The video will be a centerpiece of prosecutors' presentation and could tug at jurors' emotions, turning some against Van Dyke. A trial decided by a no-nonsense, veteran judge such as Gaughan could have made it difficult for prosecutors to appeal to emotion, potentially to Van Dyke's advantage.

One reason convictions of officers for on-duty shootings are so rare is because the central issue is whether officers believed the person was a danger to them or their fellow officers — not whether the person truly was a danger.

"Defense attorneys must have seen that some of these jurors may accept Van Dyke's (argument) that he was doing what he was trained to do," Chicago-based jury consultant Alan Tuerkheimer said.

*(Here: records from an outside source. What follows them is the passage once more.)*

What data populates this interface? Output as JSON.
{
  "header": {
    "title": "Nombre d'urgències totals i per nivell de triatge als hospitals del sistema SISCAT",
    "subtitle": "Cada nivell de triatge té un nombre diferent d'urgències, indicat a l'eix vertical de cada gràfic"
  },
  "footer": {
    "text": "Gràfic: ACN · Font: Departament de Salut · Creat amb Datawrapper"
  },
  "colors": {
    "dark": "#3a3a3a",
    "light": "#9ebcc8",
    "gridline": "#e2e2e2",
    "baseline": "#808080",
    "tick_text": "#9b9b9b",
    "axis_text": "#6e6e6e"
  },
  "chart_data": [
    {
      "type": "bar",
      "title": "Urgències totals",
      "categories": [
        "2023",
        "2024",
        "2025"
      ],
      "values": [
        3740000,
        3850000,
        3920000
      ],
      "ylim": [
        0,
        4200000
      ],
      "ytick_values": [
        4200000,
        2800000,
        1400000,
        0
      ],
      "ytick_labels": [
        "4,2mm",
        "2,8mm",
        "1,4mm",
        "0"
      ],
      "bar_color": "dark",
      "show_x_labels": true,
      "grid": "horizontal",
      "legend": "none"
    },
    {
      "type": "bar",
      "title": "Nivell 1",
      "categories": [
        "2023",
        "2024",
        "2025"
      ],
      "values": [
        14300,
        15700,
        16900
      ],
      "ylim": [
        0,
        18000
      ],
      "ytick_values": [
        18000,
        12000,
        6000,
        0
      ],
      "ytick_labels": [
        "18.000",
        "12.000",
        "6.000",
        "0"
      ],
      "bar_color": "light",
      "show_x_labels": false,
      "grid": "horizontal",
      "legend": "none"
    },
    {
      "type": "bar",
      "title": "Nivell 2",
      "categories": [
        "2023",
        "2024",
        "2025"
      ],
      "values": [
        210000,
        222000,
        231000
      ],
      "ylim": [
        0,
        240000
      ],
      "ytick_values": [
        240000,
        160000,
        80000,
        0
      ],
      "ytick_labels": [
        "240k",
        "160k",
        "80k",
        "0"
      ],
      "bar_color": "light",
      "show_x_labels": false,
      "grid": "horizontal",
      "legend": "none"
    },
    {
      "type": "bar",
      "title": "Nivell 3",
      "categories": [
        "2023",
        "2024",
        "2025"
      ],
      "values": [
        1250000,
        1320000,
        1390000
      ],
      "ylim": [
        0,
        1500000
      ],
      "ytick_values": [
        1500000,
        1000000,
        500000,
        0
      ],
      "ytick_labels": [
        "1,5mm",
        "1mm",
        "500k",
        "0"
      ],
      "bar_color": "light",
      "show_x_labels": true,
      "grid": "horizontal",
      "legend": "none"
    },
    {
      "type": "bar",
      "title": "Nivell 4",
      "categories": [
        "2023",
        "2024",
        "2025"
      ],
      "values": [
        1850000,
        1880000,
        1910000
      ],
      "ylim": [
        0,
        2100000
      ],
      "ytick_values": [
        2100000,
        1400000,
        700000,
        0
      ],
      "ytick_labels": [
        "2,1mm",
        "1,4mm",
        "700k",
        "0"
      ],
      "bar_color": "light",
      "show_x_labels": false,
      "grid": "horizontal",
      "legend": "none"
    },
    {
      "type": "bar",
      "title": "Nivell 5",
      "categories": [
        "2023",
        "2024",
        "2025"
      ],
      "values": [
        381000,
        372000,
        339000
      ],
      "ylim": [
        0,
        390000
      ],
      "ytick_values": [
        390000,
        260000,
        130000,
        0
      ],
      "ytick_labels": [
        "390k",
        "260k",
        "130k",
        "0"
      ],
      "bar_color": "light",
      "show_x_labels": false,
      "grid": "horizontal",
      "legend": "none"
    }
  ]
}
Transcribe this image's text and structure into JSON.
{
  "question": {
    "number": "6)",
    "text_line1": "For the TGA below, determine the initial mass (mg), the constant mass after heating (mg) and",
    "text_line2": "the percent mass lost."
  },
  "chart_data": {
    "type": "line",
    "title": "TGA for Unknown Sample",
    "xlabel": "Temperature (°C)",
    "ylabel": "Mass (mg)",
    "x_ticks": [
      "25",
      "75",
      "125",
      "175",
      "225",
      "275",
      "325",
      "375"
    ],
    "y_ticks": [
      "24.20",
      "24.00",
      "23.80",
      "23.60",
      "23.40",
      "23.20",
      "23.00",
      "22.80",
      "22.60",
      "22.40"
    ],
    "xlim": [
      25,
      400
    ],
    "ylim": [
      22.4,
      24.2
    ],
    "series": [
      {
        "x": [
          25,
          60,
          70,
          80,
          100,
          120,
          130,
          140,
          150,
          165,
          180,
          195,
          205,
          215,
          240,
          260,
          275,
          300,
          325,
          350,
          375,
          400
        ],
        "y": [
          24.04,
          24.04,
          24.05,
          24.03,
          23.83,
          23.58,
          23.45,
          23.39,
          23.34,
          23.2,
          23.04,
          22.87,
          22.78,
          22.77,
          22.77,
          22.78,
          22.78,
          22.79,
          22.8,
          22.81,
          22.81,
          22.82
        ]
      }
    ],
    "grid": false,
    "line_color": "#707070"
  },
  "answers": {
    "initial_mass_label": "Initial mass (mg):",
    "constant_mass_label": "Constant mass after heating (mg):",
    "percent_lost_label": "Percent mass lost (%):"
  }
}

He also noted the defense occasionally sparred with the judge, including over the change-of-venue motion.

"They might feel they got on this judge's nerves," he said.

During jury selection, most prospective jurors said they had seen the video of the shooting, and some who were excused said they could not be impartial.

Its release in November 2015 sparked large protests, the ouster of the police superintendent and demands for police reform.

Jury trials tend to move more slowly than bench trials, in part, because more time is required to explain the trial process and the law to jurors.

One thing that's only possible with a jury: a hung jury. That could happen if at least one panelist refuses to join the majority.

"For the defense, a hung jury is a win," said Beth Foley, atrial consultant in Chicago.